Bone and skeletal muscle are in a single unit that interacts with each other structurally and functionally. While myokines synthesized and released in skeletal muscle modulate the bone formation and destruction process, osteokines synthesized and released by bone cells have positive or negative effects on muscle (4,5,6,7,8,9). In addition to humoral crosstalk mechanisms between muscle and bone, there is also a neuronal crosstalk mechanism defined as bone myoregulation reflex. The aim of this study is to determine the contribution of bone myoregulation reflex as a neuronal crosstalk mechanism on the development of sarcopenia in postmenopausal and senile osteoporosis (10,11,12,13,14). Osteoporotic cases would be determined by standard DXA measurements.

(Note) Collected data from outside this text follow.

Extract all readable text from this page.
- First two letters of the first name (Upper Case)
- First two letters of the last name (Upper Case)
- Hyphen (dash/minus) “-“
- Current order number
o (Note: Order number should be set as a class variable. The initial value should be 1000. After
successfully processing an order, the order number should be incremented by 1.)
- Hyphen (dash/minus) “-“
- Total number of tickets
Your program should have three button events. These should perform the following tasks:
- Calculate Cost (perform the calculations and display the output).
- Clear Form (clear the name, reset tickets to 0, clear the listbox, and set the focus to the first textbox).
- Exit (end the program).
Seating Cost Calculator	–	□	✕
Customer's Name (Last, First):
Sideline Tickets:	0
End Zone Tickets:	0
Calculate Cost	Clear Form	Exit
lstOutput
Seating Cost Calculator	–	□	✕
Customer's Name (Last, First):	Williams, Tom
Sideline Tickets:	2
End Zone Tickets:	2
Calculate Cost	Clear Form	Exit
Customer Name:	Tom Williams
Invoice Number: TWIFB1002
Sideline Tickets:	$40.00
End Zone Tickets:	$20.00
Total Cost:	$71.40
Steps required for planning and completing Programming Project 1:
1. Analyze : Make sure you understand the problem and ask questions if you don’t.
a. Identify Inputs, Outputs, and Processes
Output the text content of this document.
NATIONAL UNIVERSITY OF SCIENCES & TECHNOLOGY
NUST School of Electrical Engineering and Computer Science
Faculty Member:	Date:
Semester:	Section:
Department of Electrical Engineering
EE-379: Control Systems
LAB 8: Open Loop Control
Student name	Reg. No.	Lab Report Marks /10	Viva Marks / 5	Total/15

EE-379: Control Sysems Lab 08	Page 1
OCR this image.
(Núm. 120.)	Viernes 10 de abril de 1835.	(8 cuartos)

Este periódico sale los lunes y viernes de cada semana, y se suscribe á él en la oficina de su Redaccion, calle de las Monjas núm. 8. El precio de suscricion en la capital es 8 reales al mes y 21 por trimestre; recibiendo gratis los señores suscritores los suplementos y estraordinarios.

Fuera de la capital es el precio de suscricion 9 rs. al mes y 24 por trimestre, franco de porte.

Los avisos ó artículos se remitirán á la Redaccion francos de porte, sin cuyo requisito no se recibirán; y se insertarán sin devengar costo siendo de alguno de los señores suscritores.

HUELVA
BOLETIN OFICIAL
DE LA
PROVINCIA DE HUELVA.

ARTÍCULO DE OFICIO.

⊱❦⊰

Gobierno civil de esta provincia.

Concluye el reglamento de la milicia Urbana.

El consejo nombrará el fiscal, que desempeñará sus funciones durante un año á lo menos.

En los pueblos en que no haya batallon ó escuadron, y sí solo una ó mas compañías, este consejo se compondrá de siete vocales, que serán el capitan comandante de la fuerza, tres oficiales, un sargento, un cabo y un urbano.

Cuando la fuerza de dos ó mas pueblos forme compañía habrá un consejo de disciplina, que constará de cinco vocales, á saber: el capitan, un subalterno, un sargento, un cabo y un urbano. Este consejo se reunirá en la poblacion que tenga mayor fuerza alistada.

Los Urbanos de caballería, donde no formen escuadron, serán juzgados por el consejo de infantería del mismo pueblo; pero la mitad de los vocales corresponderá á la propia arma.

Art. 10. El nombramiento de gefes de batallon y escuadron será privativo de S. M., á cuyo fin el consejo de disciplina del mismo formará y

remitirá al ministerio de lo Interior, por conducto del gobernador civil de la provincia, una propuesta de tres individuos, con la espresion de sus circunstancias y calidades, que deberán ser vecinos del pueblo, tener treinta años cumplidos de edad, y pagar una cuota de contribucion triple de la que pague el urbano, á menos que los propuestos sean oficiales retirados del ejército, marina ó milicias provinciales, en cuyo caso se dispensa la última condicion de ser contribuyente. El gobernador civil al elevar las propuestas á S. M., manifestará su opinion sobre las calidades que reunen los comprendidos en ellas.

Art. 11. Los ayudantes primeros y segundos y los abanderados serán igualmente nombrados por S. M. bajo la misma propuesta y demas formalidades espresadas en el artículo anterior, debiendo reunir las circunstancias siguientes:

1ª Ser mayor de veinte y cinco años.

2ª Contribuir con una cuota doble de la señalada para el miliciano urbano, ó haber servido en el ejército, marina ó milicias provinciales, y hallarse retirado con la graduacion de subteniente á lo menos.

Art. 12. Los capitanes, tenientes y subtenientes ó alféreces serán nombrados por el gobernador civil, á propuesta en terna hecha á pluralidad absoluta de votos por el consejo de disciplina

The vibration will be applied with the PowerPlate® Pro5 whole-body vibration (London UK) device. The vibration amplitude will be 2 mm. The vibration frequency will be 30, 33, and 36 Hz. Each vibration frequency will be applied for 45 seconds. A 5-second rest period will be applied between vibrations of 45 seconds.

Surface EMG recordings will be taken from the right soleus muscle using the bipolar technique. A pair of self-adhesive Ag/AgCl (Redline®) electrodes will be adhered to the skin according to the SENIAM protocol(2). Recordings will be taken in the 1-500 Hz frequency band. Surface electromyography (EMG) recordings will be taken with a PowerLab ® (ADInstruments, Oxford, UK) data recorder with a sample rate of 20 KHz. EMG recordings will be analyzed offline with LabChart7 Pro® version 7.3.8 (ADInstruments, Oxford, UK). The acceleration measurement data will be recorded with the PowerLab (ADInstrument London) data acquisition simultaneously with the EMG recording. Acceleration recording will be made with a sample rate of 20 KHz.